Indicada ao Oscar de Melhor Curta de Ficção em 2023 por "Le Pupille", Alice mescla suas teses estéticas com as de JR abrindo uma reflexão poética sobre os preconceitos da cultura europeia, mesmo com o forte intercâmbio cultural com imigrantes, em função de intolerâncias históricas e falta de empatia. Na trama de "Uma Alegoria Urbana", Jay precisa acompanhar sua mãe (Lyna Khoudri) a uma audição para um balé. O diretor do espetáculo é vivido pelo mítico cineasta Leos Carax ("Holy Motors"), que voltou às telas em 2024 com o .doc experimental "Não Sou Eu". Inédita em circuito nacional, essa produção passou aqui em outubro, na Mostra de São Paulo, em sessão dupla com o filme de Rohrwacher e JR. A escalação do realizador de "Os Amantes de Pont-Neuf" (1991) e "Pola X" (1999) foi motivado pelo caráter transgressor de sua investigação do real. "A linguagem cinematográfica mexe com instintos primevos da humanidade, mas sofre abalos sempre que uma nova abordagem tecnológica da forma de narrar é proposta, por uma necessidade da indústria de maquinizar a liberdade. Romper com os códigos binários do mercado, ou seja, 'lucro' e 'prejuízo', é a melhor forma de reinvenção da arte de filmar", disse Carax ao Correio, em sua passagem pelo Brasil, em 2012, no Festival do Rio.
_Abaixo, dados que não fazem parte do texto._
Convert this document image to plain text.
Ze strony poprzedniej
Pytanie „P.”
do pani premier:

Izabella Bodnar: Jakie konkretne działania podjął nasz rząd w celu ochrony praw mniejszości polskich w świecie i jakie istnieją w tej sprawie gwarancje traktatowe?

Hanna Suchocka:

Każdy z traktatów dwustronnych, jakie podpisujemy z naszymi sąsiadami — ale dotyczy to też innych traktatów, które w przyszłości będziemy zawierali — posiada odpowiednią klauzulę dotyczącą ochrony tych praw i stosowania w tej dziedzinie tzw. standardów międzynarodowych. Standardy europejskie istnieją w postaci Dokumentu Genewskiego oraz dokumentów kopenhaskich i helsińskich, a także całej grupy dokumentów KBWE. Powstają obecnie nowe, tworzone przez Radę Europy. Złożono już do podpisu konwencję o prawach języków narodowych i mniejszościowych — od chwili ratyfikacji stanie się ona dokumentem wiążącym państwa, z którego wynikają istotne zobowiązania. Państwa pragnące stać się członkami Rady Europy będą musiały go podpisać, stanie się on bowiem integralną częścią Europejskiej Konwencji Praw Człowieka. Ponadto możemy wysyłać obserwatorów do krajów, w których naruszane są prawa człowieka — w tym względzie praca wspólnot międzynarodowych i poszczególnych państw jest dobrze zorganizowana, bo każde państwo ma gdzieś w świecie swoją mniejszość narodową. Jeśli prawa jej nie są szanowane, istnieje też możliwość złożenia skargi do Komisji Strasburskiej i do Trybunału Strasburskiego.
"Convocamos Leos porque ele é um fugitivo da caverna", diz Alice. "A filmografia dele rompe com os grilhões da imagética".
Ao longo da construção de "Uma Alegoria Urbana", o pequeno Jay passa por uma vivência similar a dos personagens de Platão: aprendem que as visões que acreditavam ser verdades absolutas não passam de apreensões não postuladas (portanto, relativas) do mundo.
"No cinema convencional, há um vetor narrativo que força nosso olhar numa direção, numa só verdade", explica Alice. "O projeto que move desse filme é mostrar que existem outras perspectivas numa história, numa sequência, num plano".